Mungkin karena mereka mengurung diri dalam kamar, terperangkap pada fakta ketubuhan di ruang tertutup, dan berselingkuh sehingga lahirlah anak-anak yang ada di antara gradasi nafsu dan keutamaan,Rahwana dan Wibisana.Dalam epos Ramayana itu diceritakan Rahwana mencuri Dewi Sinta, istri Betara Rama dengan tipu daya, dan tak mau mengembalikannya ketika diminta secara baikbaik.
Maka pecahlah perang besar, yang ditutup dengan kekalahan Rahwana. Tapi Rahwana tak pernah mati––ia memiliki aji Pancasona yang menyebabkan tubuh dihuni nyawa lagi begitu menyentuh tanah setiap kali terbunuh.Karena itu, ia dikejar-kejar panah sakti yang dilepaskan Rama, berusaha [tunggang- langgang] untuk bersembunyi di sembarang tempat.

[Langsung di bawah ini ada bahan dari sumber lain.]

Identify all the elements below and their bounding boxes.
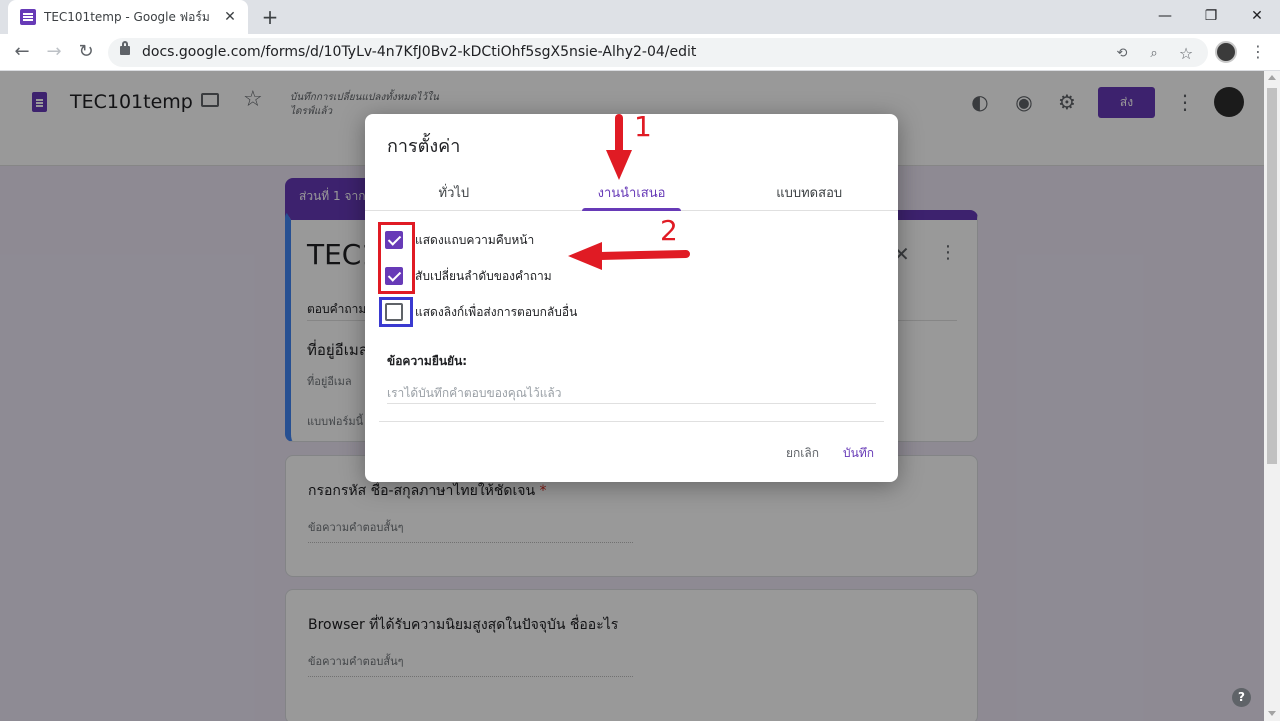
translate-icon[interactable]: ⟲ — [1114, 46, 1130, 62]
dialog-divider — [379, 421, 884, 422]
back-button[interactable]: ← — [10, 40, 34, 64]
forms-favicon-icon — [20, 9, 36, 25]
option-label: แสดงลิงก์เพื่อส่งการตอบกลับอื่น — [415, 304, 578, 319]
scrollbar-thumb[interactable] — [1267, 88, 1277, 464]
scroll-down-icon[interactable] — [1268, 711, 1276, 716]
url-text[interactable]: docs.google.com/forms/d/10TyLv-4n7KfJ0Bv… — [142, 44, 696, 60]
minimize-window-button[interactable]: — — [1142, 2, 1188, 30]
annotation-blue-highlight-box — [379, 297, 413, 327]
restore-window-button[interactable]: ❐ — [1188, 2, 1234, 30]
new-tab-button[interactable]: + — [258, 5, 282, 29]
lock-icon — [120, 41, 130, 55]
option-label: สับเปลี่ยนลำดับของคำถาม — [415, 268, 552, 283]
confirmation-label: ข้อความยืนยัน: — [387, 354, 468, 368]
annotation-red-highlight-box — [378, 222, 415, 294]
browser-toolbar: ← → ↻ docs.google.com/forms/d/10TyLv-4n7… — [0, 34, 1280, 71]
annotation-step-1: 1 — [634, 110, 652, 143]
tab-presentation[interactable]: งานนำเสนอ — [543, 168, 721, 211]
bookmark-star-icon[interactable]: ☆ — [1178, 46, 1194, 62]
tab-general[interactable]: ทั่วไป — [365, 168, 543, 210]
scroll-up-icon[interactable] — [1268, 75, 1276, 80]
browser-tab-strip: TEC101temp - Google ฟอร์ม ✕ + — ❐ ✕ — [0, 0, 1280, 34]
annotation-step-2: 2 — [660, 214, 678, 247]
tab-close-icon[interactable]: ✕ — [222, 9, 238, 25]
save-button[interactable]: บันทึก — [843, 444, 874, 463]
option-show-resubmit-link[interactable]: แสดงลิงก์เพื่อส่งการตอบกลับอื่น — [385, 301, 577, 323]
help-icon[interactable]: ? — [1232, 688, 1251, 707]
tab-quizzes[interactable]: แบบทดสอบ — [720, 168, 898, 210]
settings-dialog: การตั้งค่า ทั่วไป งานนำเสนอ แบบทดสอบ แสด… — [365, 114, 898, 482]
browser-tab[interactable]: TEC101temp - Google ฟอร์ม ✕ — [8, 0, 248, 34]
close-window-button[interactable]: ✕ — [1234, 2, 1280, 30]
confirmation-message-input[interactable] — [387, 382, 876, 404]
cancel-button[interactable]: ยกเลิก — [786, 444, 819, 463]
zoom-icon[interactable]: ⌕ — [1146, 46, 1162, 62]
reload-button[interactable]: ↻ — [74, 40, 98, 64]
settings-tabs: ทั่วไป งานนำเสนอ แบบทดสอบ — [365, 168, 898, 211]
address-bar[interactable]: docs.google.com/forms/d/10TyLv-4n7KfJ0Bv… — [108, 38, 1208, 67]
dialog-title: การตั้งค่า — [387, 136, 461, 157]
browser-menu-icon[interactable]: ⋮ — [1250, 41, 1266, 63]
page-scrollbar[interactable] — [1264, 71, 1280, 721]
profile-avatar[interactable] — [1215, 41, 1237, 63]
option-label: แสดงแถบความคืบหน้า — [415, 232, 535, 247]
browser-tab-title: TEC101temp - Google ฟอร์ม — [44, 9, 210, 24]
forward-button[interactable]: → — [42, 40, 66, 64]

Gagal dan karenanya ia menyusup ke dalam tanah dan akhirnya terjepit oleh kerak bumi yang saling bergesekan sebagai lempeng landas benua––terjepit dan terdorong ke kawah magma gunung kembar. Tidak bisa bergerak karena terjepit, tak mau bergerak karena diincar panah sakti, dan karenanya ia hanya mengorok dan menggelokgok melepas aneka rupa angan-angan, nafsu––seperti bocah kampung meniup busa sabun dari mangkuk air sabun.
Tetapi, tentu saja, tanpa tawa dan canda. Dipenuhi oleh kemarahan dan dendam ia meniupkan hipnotis dan sugesti kepada orang-orang hidup yang bebas gentayangan di muka Bumi–– agar angkara seperti dirinya. Ya! Tapi apa Rahwana itu biang Dajjal? ***
Aku kelas empat SD dan adik baru kelas satu SD. Saat itu hari hujan,lampu mati sehingga TV tak bisa dinyalakan–– kami yang tak bisa main game. Aku ingat pada cerita Ayah tentang Dajjal yang bersarang di bawah bantal. Teringat akan momen ceritanya di tiga bulan lampau––pada saat yang juga malang seperti sekarang ini––, yang kemudian disusul dengan desas-desus munculnya setan pocong Bu Bariah, yang meninggal dalam kondisi hamil muda.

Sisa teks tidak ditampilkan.